The ruling could wind up having a significant effect on which companies and innovations thrive and which get sued into oblivion. Here's what you need to know.
What's the name of the case?
The case is called TC Heartland v. Kraft Foods. Kraft had sued Heartland over a type of product that's called a “liquid water enhancer,” which is essentially a package of flavoring that you can dump into a bottle of water to change its color and taste. Kraft said that Heartland had basically stolen its idea. But while the case may have begun as a straightforward patent infringement suit, it eventually took on national significance as it called into question where cases like these could be tried.
What do you mean, where?
I mean it literally — as in where, geographically, the case can be heard by a court.

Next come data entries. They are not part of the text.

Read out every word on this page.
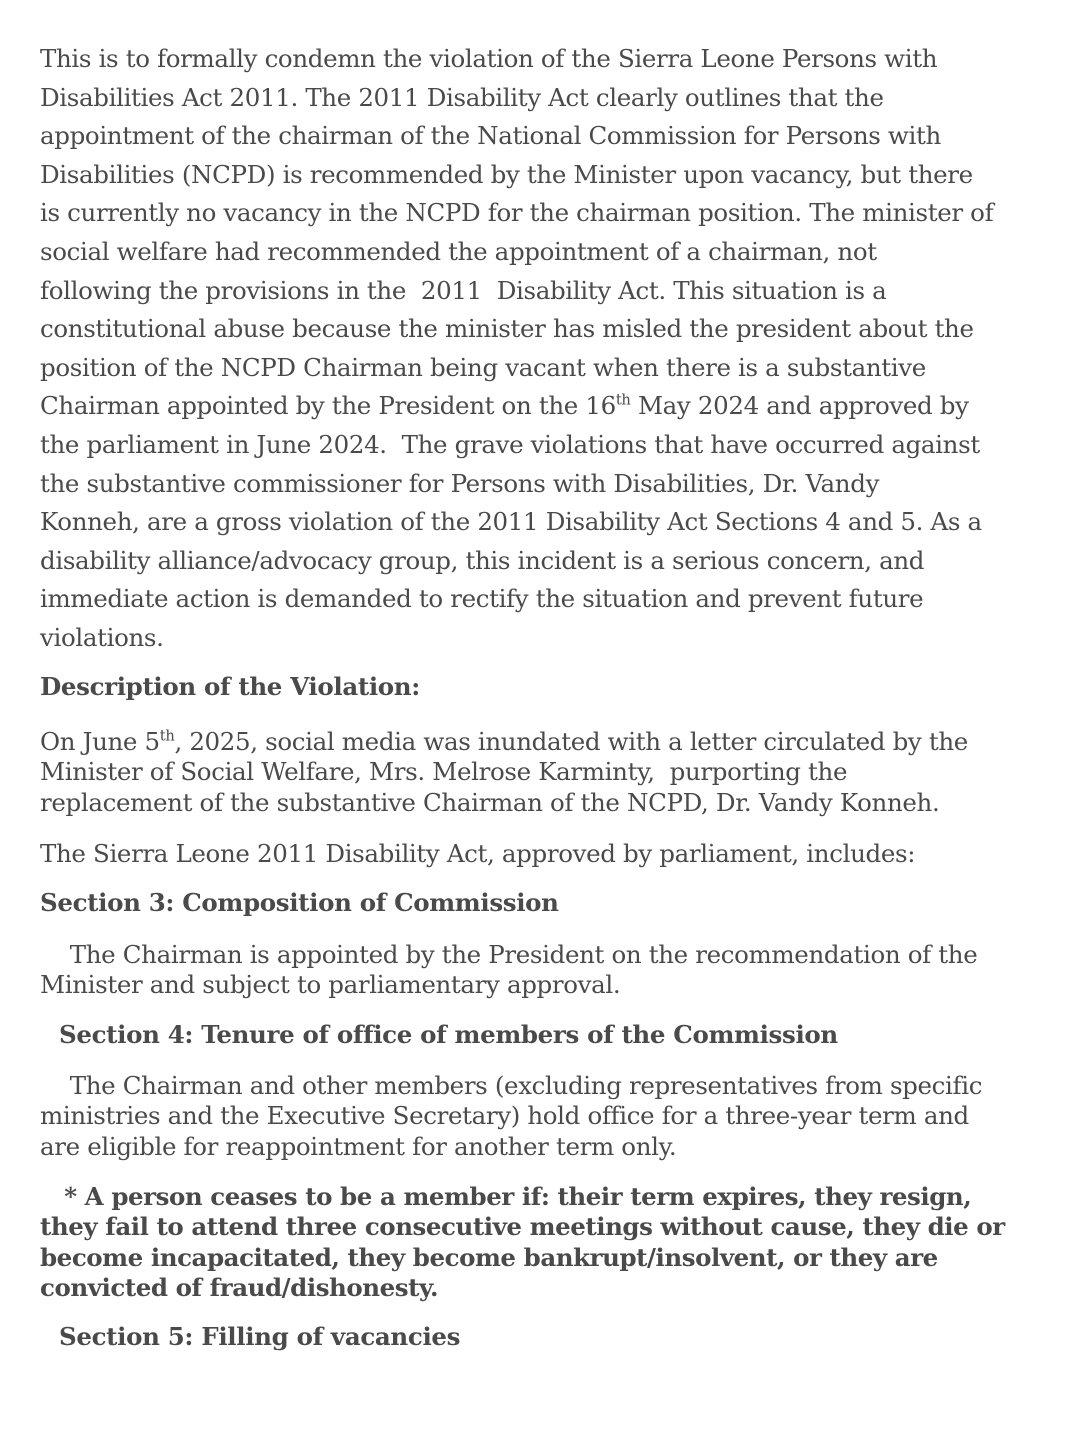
This is to formally condemn the violation of the Sierra Leone Persons with
Disabilities Act 2011. The 2011 Disability Act clearly outlines that the
appointment of the chairman of the National Commission for Persons with
Disabilities (NCPD) is recommended by the Minister upon vacancy, but there
is currently no vacancy in the NCPD for the chairman position. The minister of
social welfare had recommended the appointment of a chairman, not
following the provisions in the  2011  Disability Act. This situation is a
constitutional abuse because the minister has misled the president about the
position of the NCPD Chairman being vacant when there is a substantive
Chairman appointed by the President on the 16th May 2024 and approved by
the parliament in June 2024.  The grave violations that have occurred against
the substantive commissioner for Persons with Disabilities, Dr. Vandy
Konneh, are a gross violation of the 2011 Disability Act Sections 4 and 5. As a
disability alliance/advocacy group, this incident is a serious concern, and
immediate action is demanded to rectify the situation and prevent future
violations.

Description of the Violation:

On June 5th, 2025, social media was inundated with a letter circulated by the
Minister of Social Welfare, Mrs. Melrose Karminty,  purporting the
replacement of the substantive Chairman of the NCPD, Dr. Vandy Konneh.

The Sierra Leone 2011 Disability Act, approved by parliament, includes:

Section 3: Composition of Commission

The Chairman is appointed by the President on the recommendation of the
Minister and subject to parliamentary approval.

Section 4: Tenure of office of members of the Commission

The Chairman and other members (excluding representatives from specific
ministries and the Executive Secretary) hold office for a three-year term and
are eligible for reappointment for another term only.

* A person ceases to be a member if: their term expires, they resign,
they fail to attend three consecutive meetings without cause, they die or
become incapacitated, they become bankrupt/insolvent, or they are
convicted of fraud/dishonesty.

Section 5: Filling of vacancies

Until the Supreme Court's ruling this week, patent lawsuits could be heard all across the country, giving companies the opportunity to seek out courts where the odds were tilted in their favor.
This led to a kind of clustering, where a handful of federal courts became responsible for deciding a huge number of patent cases. One major example is the Eastern District of Texas, which is notorious both for hearing a lot of patent infringement cases and also for handing accusers big wins. A 2015 study by PricewaterhouseCoopers found that the court was far more likely to decide in a patent plaintiff's favor than other courts.
So what does the Supreme Court's ruling mean for this system?
It's a big deal, particularly for smaller companies. The court voted unanimously to say that patent lawsuits should be tried where the defending company is based, rather than in a court of the plaintiff's choosing.
Legal analysts say this decision could shift a huge number of cases away from “plaintiff-friendly” districts and toward more “neutral” venues where a defending company stands a better chance of fending off a suit.
“From here out,” according to Walter Olson, a senior fellow at the libertarian Cato Institute, “defendants can still be sued in a district such as E.D. Tex. if they have a regular and established place of business in it, but the decision is likely to shrink what I called in my January preview a ‘jackpot patent litigation sector.’ ”
How does this ruling benefit tech companies?
Tech companies worry a lot about being sued by firms that simply hold a lot of patents but don't use them to manufacture any goods. These are called “nonpracticing entities,” or “patent trolls,” because their main source of revenue comes from suing companies for infringement and hoping they settle, rather than using their patents to create things. If a patent troll can make the litigation so painful for a tech company that it would rather pay to get rid of the suit, then the troll has won. Of course, if the troll has picked a friendly court and the court hands the troll a victory, then it's also won.
But the troll loses if the company it's targeting calls its bluff — if it takes the nonpracticing entity to the mat and wins. This becomes more likely, analysts say, if patent cases can be heard in venues other than the ones that trolls prefer.
“The Supreme Court’s unanimous decision is a significant victory for the software developers who drive the $143 billion app ecosystem, as well as patent holders across the country,” said Morgan Reed, president of ACT | The App Association.
If tech companies can spend less time and money on frivolous lawsuits, the thinking goes, they can reinvest those resources into developing new technologies.